The World Bank has cautioned that developing countries remain vulnerable to rising debt burdens, despite signs of easing global financial conditions.
In its latest International Debt Report, the institution revealed that interest payments for developing nations reached a record $415.4 billion in 2024. Between 2022 and 2024, the gap between debt servicing costs and new financing widened to $741 billion, the highest in more than five decades.
World Bank Chief Economist Indermit Gill said improving financial conditions should not mislead governments. “Developing countries are not out of danger,” he warned, noting that debt is continuing to grow “in new and harmful ways.”

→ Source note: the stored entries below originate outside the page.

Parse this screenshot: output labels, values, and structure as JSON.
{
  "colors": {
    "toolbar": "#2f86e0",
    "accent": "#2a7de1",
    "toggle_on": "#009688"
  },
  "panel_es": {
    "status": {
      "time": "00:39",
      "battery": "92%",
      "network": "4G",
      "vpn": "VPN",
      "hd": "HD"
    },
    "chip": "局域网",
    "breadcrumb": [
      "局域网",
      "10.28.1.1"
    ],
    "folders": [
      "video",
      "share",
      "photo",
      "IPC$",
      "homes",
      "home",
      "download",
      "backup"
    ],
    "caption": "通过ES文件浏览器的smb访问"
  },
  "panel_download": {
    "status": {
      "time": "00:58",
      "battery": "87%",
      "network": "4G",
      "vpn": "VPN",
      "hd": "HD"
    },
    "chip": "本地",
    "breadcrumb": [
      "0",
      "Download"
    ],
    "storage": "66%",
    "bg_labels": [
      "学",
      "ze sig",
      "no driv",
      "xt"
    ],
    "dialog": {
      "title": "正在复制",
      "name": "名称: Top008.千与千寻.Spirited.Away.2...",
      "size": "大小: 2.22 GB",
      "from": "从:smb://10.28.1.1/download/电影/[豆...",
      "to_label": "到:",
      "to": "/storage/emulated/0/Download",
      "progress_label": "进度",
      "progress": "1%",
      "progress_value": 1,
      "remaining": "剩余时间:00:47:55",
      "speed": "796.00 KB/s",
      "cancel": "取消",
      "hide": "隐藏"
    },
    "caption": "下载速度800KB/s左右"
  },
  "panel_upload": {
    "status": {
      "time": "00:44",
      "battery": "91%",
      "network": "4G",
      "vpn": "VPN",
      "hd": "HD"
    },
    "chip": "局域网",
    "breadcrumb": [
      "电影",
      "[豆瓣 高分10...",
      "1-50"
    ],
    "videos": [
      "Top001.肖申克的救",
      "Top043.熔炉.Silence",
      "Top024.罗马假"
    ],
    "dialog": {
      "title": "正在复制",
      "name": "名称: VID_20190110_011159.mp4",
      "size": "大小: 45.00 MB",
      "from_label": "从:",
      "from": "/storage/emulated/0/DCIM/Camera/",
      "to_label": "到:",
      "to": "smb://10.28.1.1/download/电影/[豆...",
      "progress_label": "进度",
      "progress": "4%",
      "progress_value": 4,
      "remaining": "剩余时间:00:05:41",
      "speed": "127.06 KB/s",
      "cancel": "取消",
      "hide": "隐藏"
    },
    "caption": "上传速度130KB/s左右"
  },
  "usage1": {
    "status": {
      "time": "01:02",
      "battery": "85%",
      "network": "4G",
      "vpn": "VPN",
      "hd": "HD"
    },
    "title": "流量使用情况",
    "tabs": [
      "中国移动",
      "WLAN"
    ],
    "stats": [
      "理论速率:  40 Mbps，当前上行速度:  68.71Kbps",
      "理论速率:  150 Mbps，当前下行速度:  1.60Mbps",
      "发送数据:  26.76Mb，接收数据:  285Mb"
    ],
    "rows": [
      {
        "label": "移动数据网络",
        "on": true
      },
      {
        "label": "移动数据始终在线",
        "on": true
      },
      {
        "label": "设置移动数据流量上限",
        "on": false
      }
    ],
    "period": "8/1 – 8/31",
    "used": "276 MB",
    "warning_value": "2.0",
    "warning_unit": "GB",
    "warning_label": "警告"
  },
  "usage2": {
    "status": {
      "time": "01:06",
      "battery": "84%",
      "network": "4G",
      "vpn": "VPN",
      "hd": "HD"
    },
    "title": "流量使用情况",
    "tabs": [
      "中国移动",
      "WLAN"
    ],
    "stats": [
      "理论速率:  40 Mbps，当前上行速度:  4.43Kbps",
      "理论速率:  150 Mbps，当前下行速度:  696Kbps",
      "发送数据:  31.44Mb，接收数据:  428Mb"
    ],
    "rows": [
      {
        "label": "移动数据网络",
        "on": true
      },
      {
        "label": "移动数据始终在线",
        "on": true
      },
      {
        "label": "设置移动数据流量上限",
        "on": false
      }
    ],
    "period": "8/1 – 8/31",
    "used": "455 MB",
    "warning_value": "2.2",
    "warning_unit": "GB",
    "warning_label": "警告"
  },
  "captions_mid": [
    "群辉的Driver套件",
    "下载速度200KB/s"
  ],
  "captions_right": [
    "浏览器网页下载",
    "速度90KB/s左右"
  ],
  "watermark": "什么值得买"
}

Borrowing Costs Rise as Markets Reopen
With the end of the global interest rate tightening cycle, bond markets have reopened for most emerging economies. However, borrowing costs remain elevated, with average interest rates near 10%, roughly twice the levels seen before 2020. Affordable financing options continue to shrink.
Shift Toward Domestic Borrowing
The report highlights a growing shift toward domestic debt markets. In 50 low- and middle-income countries, domestic debt expanded faster than external debt in the past year. While this reflects the development of local financial markets, the Bank warns that increased government borrowing at home risks crowding out private sector lending and may raise refinancing risks due to shorter maturities.
Debt Restructurings Reach 14-Year High
Emerging markets restructured nearly $90 billion in external debt in 2024 — the highest level in 14 years. Countries undertaking restructurings included Ethiopia, Ghana, Zambia, Sri Lanka and Ukraine, while Haiti and Somalia benefited from debt forgiveness.
Bilateral Lending Plunges
Net bilateral lending collapsed 76% to just $4.5 billion, the lowest since the 2008 financial crisis. The decline has pushed many developing countries toward more expensive private sector borrowing.
Debt Risks Intensify
Even as multilateral lending increased — with the World Bank providing a record $36 billion — the study found that 54% of low-income countries are now either in debt distress or at high risk.
Gill urged policymakers to use the current period of financial “breathing room” to strengthen their fiscal positions instead of returning aggressively to external borrowing.